Russia blames pilot error for hockey plane crashMOSCOW - Russian air experts on Wednesday blamed pilot error for a crash that killed members of a top ice hockey team, saying that one of the two pilots in the cockpit had also taken a banned medication.
As the plane took off from the central Russian city of Yaroslavl two months ago, one of the pilots accidentally pressed down the brakes, the Interstate Aviation Committee (MAK) said in a report published on its website.

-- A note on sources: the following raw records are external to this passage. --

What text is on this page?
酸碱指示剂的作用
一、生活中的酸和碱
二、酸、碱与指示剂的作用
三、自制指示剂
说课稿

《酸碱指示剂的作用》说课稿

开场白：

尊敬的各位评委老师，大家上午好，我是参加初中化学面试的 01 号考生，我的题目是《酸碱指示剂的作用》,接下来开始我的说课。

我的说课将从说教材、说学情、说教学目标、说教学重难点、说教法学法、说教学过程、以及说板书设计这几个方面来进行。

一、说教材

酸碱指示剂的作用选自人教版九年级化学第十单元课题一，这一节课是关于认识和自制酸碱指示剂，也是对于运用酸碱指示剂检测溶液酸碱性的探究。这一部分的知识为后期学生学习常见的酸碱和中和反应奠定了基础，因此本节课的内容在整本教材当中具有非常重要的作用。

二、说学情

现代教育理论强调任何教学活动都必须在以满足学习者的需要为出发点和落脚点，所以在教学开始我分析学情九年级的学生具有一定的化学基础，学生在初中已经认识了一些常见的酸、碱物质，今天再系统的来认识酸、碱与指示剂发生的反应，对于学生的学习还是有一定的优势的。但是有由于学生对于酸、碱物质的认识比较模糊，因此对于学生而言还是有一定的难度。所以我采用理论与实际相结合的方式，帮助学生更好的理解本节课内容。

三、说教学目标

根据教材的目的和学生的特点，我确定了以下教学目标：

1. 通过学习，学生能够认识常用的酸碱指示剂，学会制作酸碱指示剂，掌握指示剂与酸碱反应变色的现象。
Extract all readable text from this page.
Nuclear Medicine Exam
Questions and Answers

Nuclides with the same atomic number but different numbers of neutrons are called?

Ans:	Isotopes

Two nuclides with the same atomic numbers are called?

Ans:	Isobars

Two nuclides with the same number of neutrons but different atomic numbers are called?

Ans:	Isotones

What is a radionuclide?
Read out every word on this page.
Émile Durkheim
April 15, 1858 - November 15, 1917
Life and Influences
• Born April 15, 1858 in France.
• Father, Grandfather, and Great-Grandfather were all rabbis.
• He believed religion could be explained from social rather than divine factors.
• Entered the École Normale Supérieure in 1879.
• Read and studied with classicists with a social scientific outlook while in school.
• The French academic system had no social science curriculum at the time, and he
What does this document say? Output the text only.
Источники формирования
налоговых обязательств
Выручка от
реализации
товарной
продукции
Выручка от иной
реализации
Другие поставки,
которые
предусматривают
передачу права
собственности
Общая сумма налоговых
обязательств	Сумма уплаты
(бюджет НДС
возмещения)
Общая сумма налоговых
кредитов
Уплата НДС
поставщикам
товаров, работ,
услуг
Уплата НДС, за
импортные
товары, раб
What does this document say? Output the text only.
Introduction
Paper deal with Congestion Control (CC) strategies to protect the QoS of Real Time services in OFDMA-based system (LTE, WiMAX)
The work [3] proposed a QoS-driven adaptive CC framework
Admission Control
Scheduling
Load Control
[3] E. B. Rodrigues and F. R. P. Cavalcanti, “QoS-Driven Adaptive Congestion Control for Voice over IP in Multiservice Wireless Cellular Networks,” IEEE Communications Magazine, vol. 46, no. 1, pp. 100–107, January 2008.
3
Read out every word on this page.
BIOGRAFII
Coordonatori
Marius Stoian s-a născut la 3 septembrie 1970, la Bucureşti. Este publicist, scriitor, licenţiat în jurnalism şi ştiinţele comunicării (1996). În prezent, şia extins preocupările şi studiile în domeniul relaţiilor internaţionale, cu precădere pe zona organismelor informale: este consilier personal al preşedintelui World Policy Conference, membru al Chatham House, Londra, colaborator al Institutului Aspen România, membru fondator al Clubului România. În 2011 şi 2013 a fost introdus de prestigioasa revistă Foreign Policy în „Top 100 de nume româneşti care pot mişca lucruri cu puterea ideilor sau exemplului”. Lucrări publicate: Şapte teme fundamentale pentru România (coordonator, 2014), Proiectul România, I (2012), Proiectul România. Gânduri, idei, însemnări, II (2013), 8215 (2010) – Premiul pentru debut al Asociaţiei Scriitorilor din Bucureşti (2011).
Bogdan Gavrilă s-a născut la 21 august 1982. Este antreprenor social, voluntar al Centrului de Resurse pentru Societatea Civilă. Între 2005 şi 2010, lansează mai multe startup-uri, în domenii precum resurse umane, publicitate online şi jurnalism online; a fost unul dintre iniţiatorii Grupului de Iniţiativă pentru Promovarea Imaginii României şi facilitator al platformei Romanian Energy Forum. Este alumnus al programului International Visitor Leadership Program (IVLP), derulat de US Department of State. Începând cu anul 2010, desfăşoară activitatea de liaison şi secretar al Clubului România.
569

Top 20 Defense Contractor Assessments
"The direct cause of the crash of the Yak-42 plane .. were the mistaken actions of the crew in pressing the brake pedals," said MAK, an expert body that investigates air disasters in former Soviet republics.
"The braking could have been carried out by the commander who was carrying out active piloting, or the second pilot," chairman of the technical commission of MAK, Alexei Morozov, said in a televised presentation.
The Russian-made Yak-42 crashed on September 7 shortly after take-off, killing 44 people, including players and support staff from Lokomotiv Yaroslavl hockey team, prompting an international outpouring of grief.
Among those who died were Swedish Olympic champion Stefan Liv as well as players from Russia, Germany, Latvia, Belarus, Slovakia and the Czech Republic and the team's Canadian coach Brad McCrimmon.
One player, Russian Alexander Galimov, survived the crash, but died days later in hospital from horrific burns.
The report was the latest in a series to blame air crashes on human error rather than ageing Soviet-designed aircraft.
It said the pilots could have committed the error of putting their feet on the brake pedals during takeoff because they were more used to flying another plane with that foot position.
The aircraft built in 1993 and operated by the small Yak-Servis airline overran the airstrip, wheeled for a further 450 metres (about 1,500 feet) before finally taking off.
The aircrew could have aborted the takeoff and stopped safely within the runway, the report said.
After reaching a height of only five to six metres, the plane crashed, falling partly into a river, and burst into flames.
The postmortem also found that the second pilot had taken phenobarbital, a barbiturate medication banned for use by pilots that would have slowed down his reactions, the committee said.
"In the body of the second pilot was discovered phenobarbital, a medication that slows down the central nervous system and is banned for use by pilots," Morozov.
In addition the second pilot had been diagnosed with nerve problems in his arms and legs that meant he would have difficulty in sensing how his feet were placed, Morozov said, adding that the condition should have barred him from flying.
The report slammed the airline for failing to ensure flight safety or to monitor its staff.
The crash prompted Russia's President Dmitry Medvedev to order his government to shut down unreliable airlines and raise penalties for air safety violations.
MAK earlier found that a plane crashed on a highway in northwestern Russia in June while attempting to land because of poor judgement by the crew, including a navigator with alcohol in his blood.
It also said that the errors of the Polish crew were the main reason that Polish President Lech Kaczynski's jet crashed in Russia last year, killing all onboard, a view only partially supported by Warsaw.